E assim fui processada e condenada a três
anos de prisão, sem advogado meu,
só advogado do Estado de Pernambuco,
em Recife. Depois, fiquei presa no 16º
RI, no Tirol, sendo a primeira mulher presa
política em Natal. No 16º RI,
estava preso um militante da VAR-Palmares,
depois trocado pelo embaixador alemão.
Ele era filho de militar de alta patente,
do Rio de Janeiro ou São Paulo, que
foi muito bem tratado aqui depois que tomou
veneno para morrer. O veneno estava estragado
e não funcionou. Esse rapaz foi super-bem
tratado. Nunca soube notícias dele,
nem o nome. Acho que Paulo Henrique. Quando
a gente estava lá, saiu uma relação
com o nome dele e de outro que era de Natal.

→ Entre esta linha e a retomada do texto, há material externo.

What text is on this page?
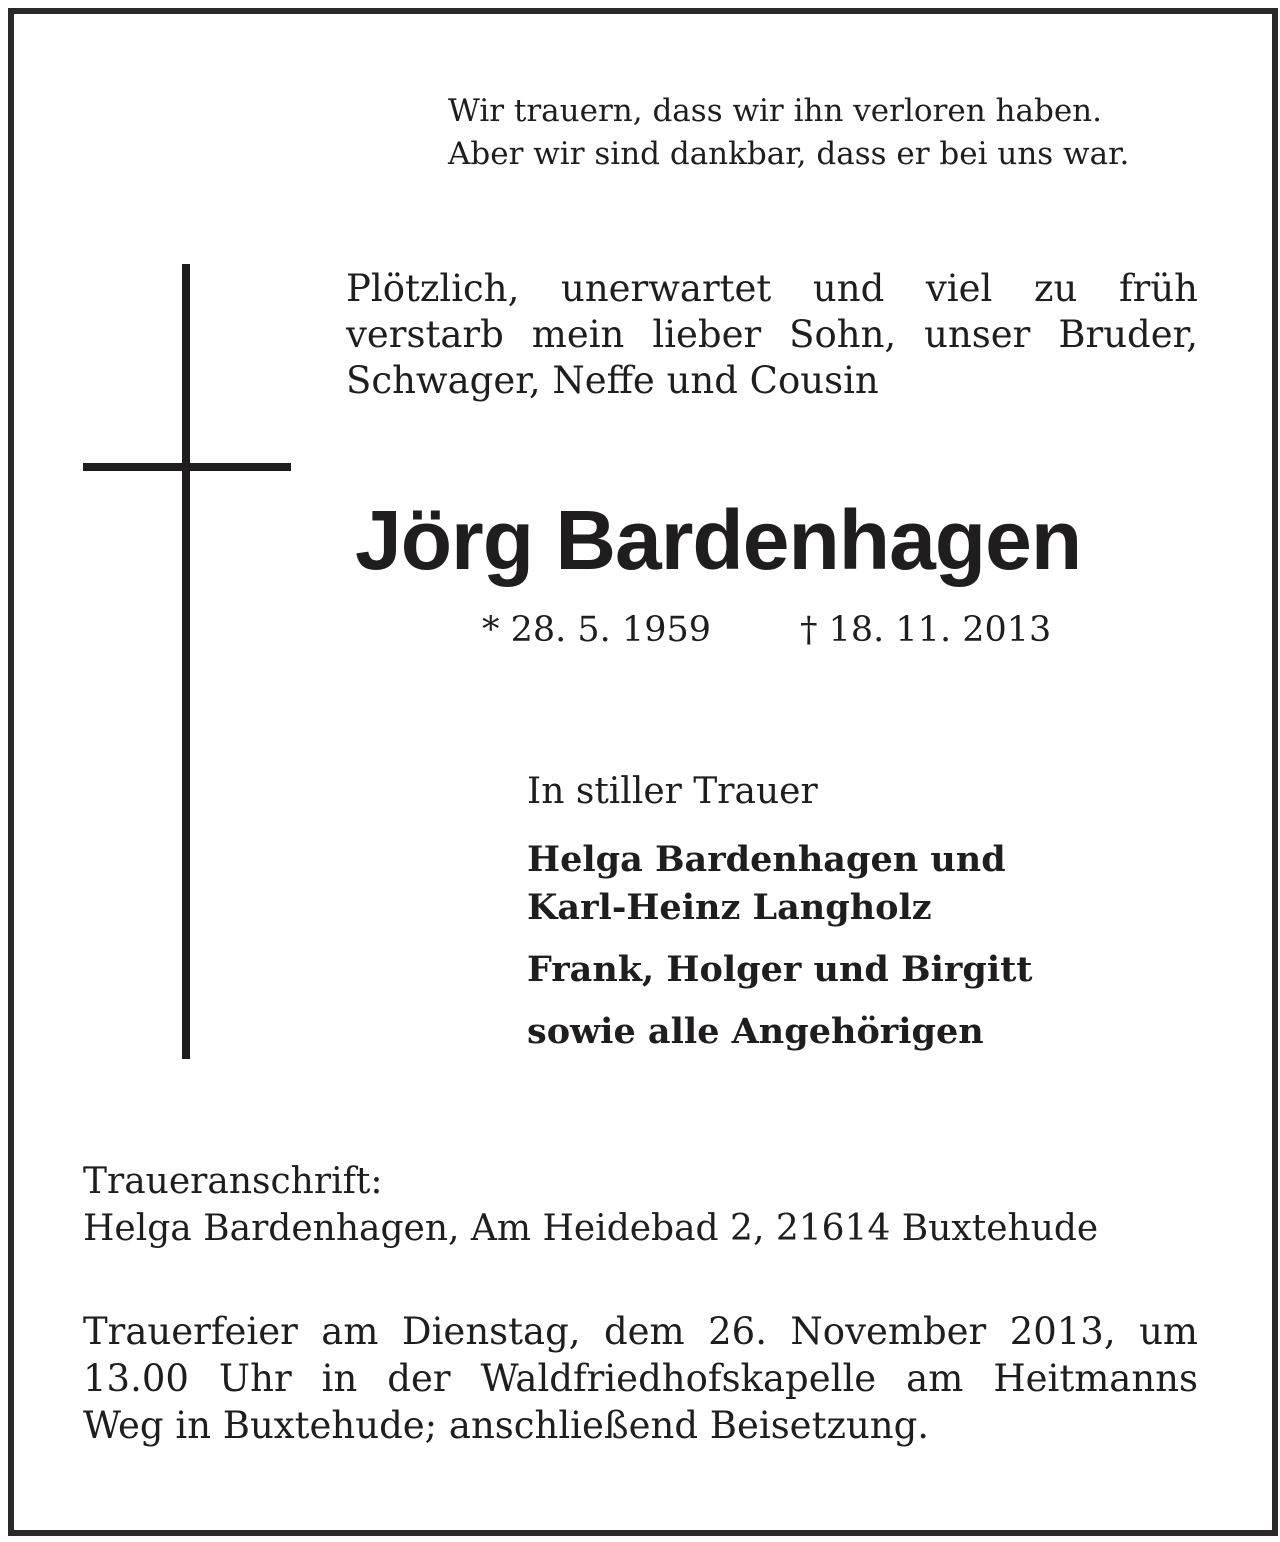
Wir trauern, dass wir ihn verloren haben.
Aber wir sind dankbar, dass er bei uns war.
Plötzlich, unerwartet und viel zu früh
verstarb mein lieber Sohn, unser Bruder,
Schwager, Neffe und Cousin
Jörg Bardenhagen
* 28. 5. 1959	† 18. 11. 2013
In stiller Trauer
Helga Bardenhagen und
Karl-Heinz Langholz
Frank, Holger und Birgitt
sowie alle Angehörigen
Traueranschrift:
Helga Bardenhagen, Am Heidebad 2, 21614 Buxtehude
Trauerfeier am Dienstag, dem 26. November 2013, um
13.00 Uhr in der Waldfriedhofskapelle am Heitmanns
Weg in Buxtehude; anschließend Beisetzung.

P – Você recebia muitas visitas?
Isolda – Iam sempre pessoas da família.
Havia um oficial que ia lá , dava
uma de pai, dava conselhos, era o tenente
Licurgo, hoje juiz de direito.
P – È verdade que você
foi torturada em Recife?
Isolda – Cheguei encapuzada.
Eu perguntei se foi logo espancada por policiais
do DOI-CODI, numa sala, em Recife, que desfaleceu
após receber uma porrada nas costas,
que saiu sangue pela boca e ouvidos. Ela
confirmou com a cabeça. Isolda também
não respondeu se os torturadores
estavam encapuzados nem sobre o tempo que
permaneceu em Recife, à disposição
da Auditoria Militar, nem a respeito da
data da sua transferência para a Penitenciária
João Chaves, em Igapó, cujo
diretor era Juvenal Andrelino, oficial da
PM/RN.
P – Passou dois anos no presídio,
na rotina ou refletindo sobre o que fez?
Isolda – Não. Na prisão,
eu recebi carinho e apoio do pessoal de
esquerda e onde, através de cartas,
a declaração de Silton, não
é? Nós começamos a
namorar na prisão. Havia muitas revistas
na cela, pois, de repente, passei muitos
aperreios por conta dessas cartas e bilhetes
de Silton. Apesar da revista, ele botava
no cinturão, na meia e sempre passava
com elas.
P – Jogou a porta na cara do diretor?
Isolda – Eu era a 1ª e única
mulher na penitenciária, que, inclusive,
era nova. No inicio, a esposa se aproximou
muito de mim para que eu ficasse amiga e
me distanciasse do pessoal da prisão.
Eu fui chamada. Estava com o diretor um
policial do Exército ou do DOPS,
um policial civil, querendo informações
obre Silton e... Silton me chamava de “Maga”,
“Magrinha”, né? Eles
pegaram a informação desse
tratamento, estavam querendo saber o significado,
querendo um cara do Pará... acho
que ele morreu.
A 2ª Prisão.
Isolda Fernandes disse que nunca disparou
um tiro de revólver em suas poucas
ações, mas se lembra que,
mesmo assim, foi torturada bastante em Recife.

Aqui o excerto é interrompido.